Headlines: December 5th, 2006

COUNCIL LEADERS WANT COMMISSION TO TAKE POLITICS OUT OF LOCAL GOVERNMENT FINANCE

 

Local authority leaders have called for big changes in the way local government is financed and for the setting up of an independent public finance commission that would take the politics out of tax. In a submission to the Lyons Inquiry, the Local Government Association proposes that the commission, which it has called OFTAX, should oversee and ensure sustainable finances for local councils.

The paper says the Commission could be set up on the same lines as the Financial Services Authority after the Bank of England was made independent in 1997. It would give independent evidence, evaluation and advice on key issues to central and local government and would not be involved in political decisions.
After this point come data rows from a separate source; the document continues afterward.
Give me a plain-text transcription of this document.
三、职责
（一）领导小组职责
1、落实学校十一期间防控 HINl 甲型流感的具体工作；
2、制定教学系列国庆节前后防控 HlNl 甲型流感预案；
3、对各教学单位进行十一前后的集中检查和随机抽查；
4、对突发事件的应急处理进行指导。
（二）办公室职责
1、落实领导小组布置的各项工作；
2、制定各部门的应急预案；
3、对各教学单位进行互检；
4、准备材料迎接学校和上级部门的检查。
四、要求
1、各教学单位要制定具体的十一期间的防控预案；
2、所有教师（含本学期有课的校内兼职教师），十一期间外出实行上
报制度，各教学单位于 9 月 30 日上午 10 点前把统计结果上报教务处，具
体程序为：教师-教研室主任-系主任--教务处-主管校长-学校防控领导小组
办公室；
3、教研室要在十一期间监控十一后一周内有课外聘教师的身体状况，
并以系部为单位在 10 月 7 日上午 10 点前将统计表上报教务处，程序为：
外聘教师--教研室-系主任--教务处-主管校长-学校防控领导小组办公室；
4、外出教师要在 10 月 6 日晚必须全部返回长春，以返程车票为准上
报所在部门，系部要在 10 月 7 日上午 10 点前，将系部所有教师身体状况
Its brief would be to steward overall funding regimes, including running distribution and equalisation mechanisms; it would ensure tax base valuations and other data were up to date; regulate a devolved system fees and charges and investigate new and alternative charging regimes. It would also provide the regulatory framework for returning business rates to local control and offer research and advice.

In addition to the proposed Commission, the LGA report details other measures it believes would improve the management of local government funding. The Chairman of the LGA, Sandy Bruce-Lockhart, said the document offered a way of keeping the tax out of politics and might mean the end of large council tax rises. “Councils are striving for an ever better deal for the taxpayer and OFTAX would be a way of helping to achieve this.”
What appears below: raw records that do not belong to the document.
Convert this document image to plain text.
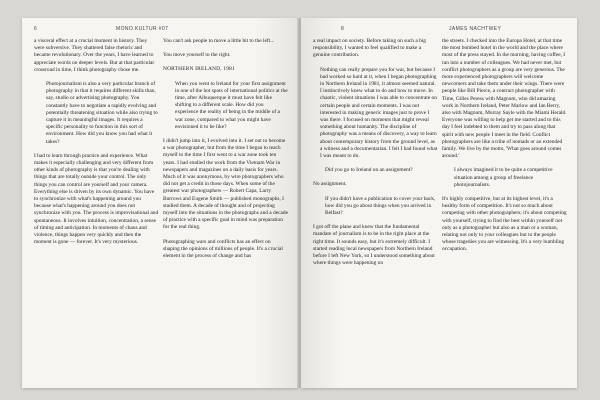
6	MONO.KULTUR #07
a visceral effect at a crucial moment in history. They were subversive. They shattered false rhetoric and became revolutionary. Over the years, I have learned to appreciate words on deeper levels. But at that particular crossroad in time, I think photography chose me.
Photojournalism is also a very particular branch of photography in that it requires different skills than, say, studio or advertising photography. You constantly have to negotiate a rapidly evolving and potentially threatening situation while also trying to capture it in meaningful images. It requires a specific personality to function in this sort of environment. How did you know you had what it takes?
I had to learn through practice and experience. What makes it especially challenging and very different from other kinds of photography is that you're dealing with things that are totally outside your control. The only things you can control are yourself and your camera. Everything else is driven by its own dynamic. You have to synchronize with what's happening around you because what's happening around you does not synchronize with you. The process is improvisational and spontaneous. It involves intuition, concentration, a sense of timing and anticipation. In moments of chaos and violence, things happen very quickly and then the moment is gone — forever. It's very mysterious.
You can't ask people to move a little bit to the left...
You move yourself to the right.
NORTHERN IRELAND, 1981
When you went to Ireland for your first assignment in one of the hot spots of international politics at the time, after Albuquerque it must have felt like shifting to a different scale. How did you experience the reality of being in the middle of a war zone, compared to what you might have envisioned it to be like?
I didn't jump into it, I evolved into it. I set out to become a war photographer, but from the time I began to teach myself to the time I first went to a war zone took ten years. I had studied the work from the Vietnam War in newspapers and magazines on a daily basis for years. Much of it was anonymous, by wire photographers who did not get a credit in those days. When some of the greatest war photographers — Robert Capa, Larry Burrows and Eugene Smith — published monographs, I studied them. A decade of thought and of projecting myself into the situations in the photographs and a decade of practice with a specific goal in mind was preparation for the real thing.
Photographing wars and conflicts has an effect on shaping the opinions of millions of people. It's a crucial element in the process of change and has
8	JAMES NACHTWEY
a real impact on society. Before taking on such a big responsibility, I wanted to feel qualified to make a genuine contribution.
Nothing can really prepare you for war, but because I had worked so hard at it, when I began photographing in Northern Ireland in 1981, it almost seemed natural. I instinctively knew what to do and how to move. In chaotic, violent situations I was able to concentrate on certain people and certain moments. I was not interested in making generic images just to prove I was there. I focused on moments that might reveal something about humanity. The discipline of photography was a means of discovery, a way to learn about contemporary history from the ground level, as a witness and a documentarian. I felt I had found what I was meant to do.
Did you go to Ireland on an assignment?
No assignment.
If you didn't have a publication to cover your back, how did you go about things when you arrived in Belfast?
I got off the plane and knew that the fundamental mandate of journalism is to be in the right place at the right time. It sounds easy, but it's extremely difficult. I started reading local newspapers from Northern Ireland before I left New York, so I understood something about where things were happening on
the streets. I checked into the Europa Hotel, at that time the most bombed hotel in the world and the place where most of the press stayed. In the morning, having coffee, I ran into a number of colleagues. We had never met, but conflict photographers as a group are very generous. The more experienced photographers will welcome newcomers and take them under their wings. There were people like Bill Pierce, a contract photographer with Time, Gilles Peress with Magnum, who did amazing work in Northern Ireland, Peter Marlow and Ian Berry, also with Magnum, Murray Sayle with the Miami Herald. Everyone was willing to help get me started and to this day I feel indebted to them and try to pass along that spirit with new people I meet in the field. Conflict photographers are like a tribe of nomads or an extended family. We live by the motto, 'What goes around comes around.'
I always imagined it to be quite a competitive situation among a group of freelance photojournalists.
It's highly competitive, but at its highest level, it's a healthy form of competition. It's not so much about competing with other photographers; it's about competing with yourself, trying to find the best within yourself not only as a photographer but also as a man or a woman, relating not only to your colleagues but to the people whose tragedies you are witnessing. It's a very humbling occupation.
He said local people as well as councils were tired of watching the annual wrangle over how much money central government would give to authorities and how much council tax would have to be paid. “If Ministers embraced these common sense proposals, it would allow local people the freedom to know that decisions on how services were paid for would be made in their best interests,” he added. Many of the failings of the current system could, he said, be blamed on political short-termism, confusion and a failure of will to reform a structure that was decades out of date.